Michael Lucas, da Lucas Entertainment, fala sobre a indústria pornô em entrevista exclusiva abordando esse universo que mexe com nosso imaginário e desejos.

*Fotos: Divulgação, Lucas Entertainment.

Sobre Michael Lucas

Michal Lucas é sem sombra de dúvidas a figura mais polêmica no mundo do entretenimento adulto. Tendo feito da produtora Lucas Entertainment um império, Michael é o tipo de empresário que não vê necessidade de “se desculpar” por ações ou comentários. Na sua companhia, que ocupa um andar de um prédio na icônica Midtown, bem próximo a Hell’s Kitchen, Michael está sempre de olho em tudo que acontece a sua volta, atento aos detalhes. Seus filmes não são feitos ao acaso, nem a toque de caixa; cada cena tem sua perfomance pensada e analisada antes da filmagem. Os modelos tem que se adaptar ao padrão de qualidade da Lucas Entertainment ou então procurar outro lugar para trabalhar. Não é uma questão de arrogância: Em uma indústria que vende fantasia e tem que lutar cada vez mais para não sucumbir à pirataria, cada detalhe é precioso.

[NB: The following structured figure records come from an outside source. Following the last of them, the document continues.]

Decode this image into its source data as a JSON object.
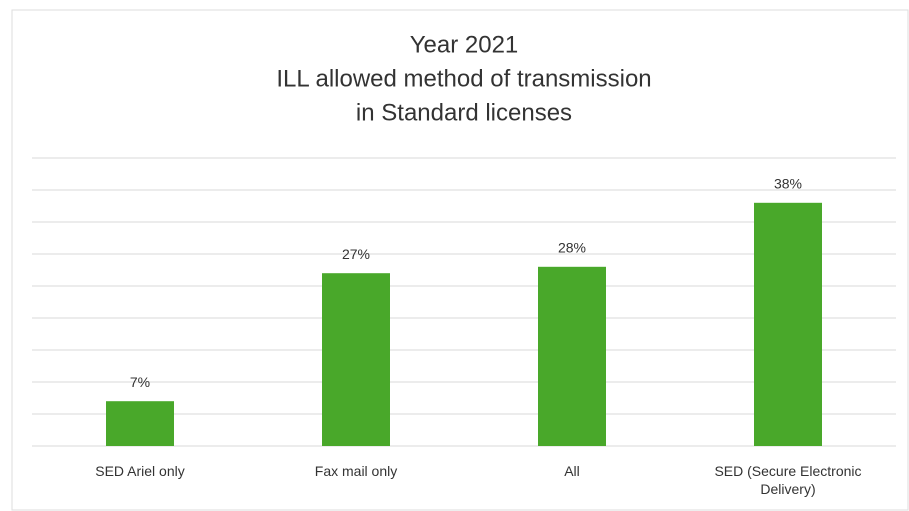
{
  "chart_data": {
    "type": "bar",
    "title": [
      "Year 2021",
      "ILL allowed method of transmission",
      "in Standard licenses"
    ],
    "categories": [
      "SED Ariel only",
      "Fax mail only",
      "All",
      "SED (Secure Electronic Delivery)"
    ],
    "values": [
      7,
      27,
      28,
      38
    ],
    "value_labels": [
      "7%",
      "27%",
      "28%",
      "38%"
    ],
    "color": "#49a82a",
    "ylim": [
      0,
      45
    ],
    "yticks": [
      0,
      5,
      10,
      15,
      20,
      25,
      30,
      35,
      40,
      45
    ],
    "grid": true
  }
}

Nascido na Rússia, filho de um arquiteto e de uma professora de Literatura, Michael cresceu em uma família judaica. Imigrando para os EUA nos anos 90, tornou-se cidadão americano em 2004 e acumula funções de empresário, produtor, modelo, diretor e escritor. Michael é também um ativista pelas causas LGBT, um defensor de Israel que não mede esforços para mudar qualquer visão negativa sobre o país. Seu documentário ‘Undressing Israel: Gay Men in the Promised Land’ (2013) foi pioneiro em mostrar Israel de um ponto de vista diferente dos noticiários, onde Tel Aviv fervilha com sua noite agitada e o turismo gay é muito bem recebido. Em outro documentário, ‘Campaign of Hate Russia and Gay Propaganda’ (2014), Michael retorna a sua terra natal, Russia, pra mostrar como o país caminha para trás em termos de igualdade de direitos e promove uma caça às bruxas na comunidade gay. O empresário também é colunista frequente de publicações como a ‘The advocate’ e ‘Huffington Post’.

Por essas e outras podemos afirmar que Michael Lucas é mais do que um astro dos filmes adultos; ele se tornou um ícone da cultura gay. Alguém que se expressa artisticamente à frente de sua  bem sucedida produtora e que em sua entrevistas e palestras demonstra toda sua cultura e educação. Aos 43 anos e em muito boa forma, Michael recebeu o Chilliwiki/BBG para um bate papo na sede de sua companhia.

Michael Lucas - Lucas Entertainment

Entrevista com Michael Lucas

Vamos começar do início de tudo. Você nasceu na Rússia, estudou direito internacional e trabalhava numa agência de turismo. O que te levou para o mundo do entretenimento adulto?

Michael Lucas – Quando você sai do seu país e se torna um imigrante ilegal, sem documentos, você precisa fazer dinheiro de alguma forma. E fazer filmes pornô foi a melhor opção, pois eu não queria voltar pra casa e ainda tinha que me manter e ajudar minha família. Eu sabia que eu jamais poderia advogar em outro país sem documentos. Além disso, eu precisava de uma plataforma pra me expressar, para dar minhas opiniões e ser ouvido. A popularidade nessa indústria me permitiu isso, não sei se eu conseguiria o mesmo como advogado. Hoje eu escrevo para várias publicações não porque eu seja o melhor escritor, mas porque as pessoas se interessam pelo que eu tenho a dizer.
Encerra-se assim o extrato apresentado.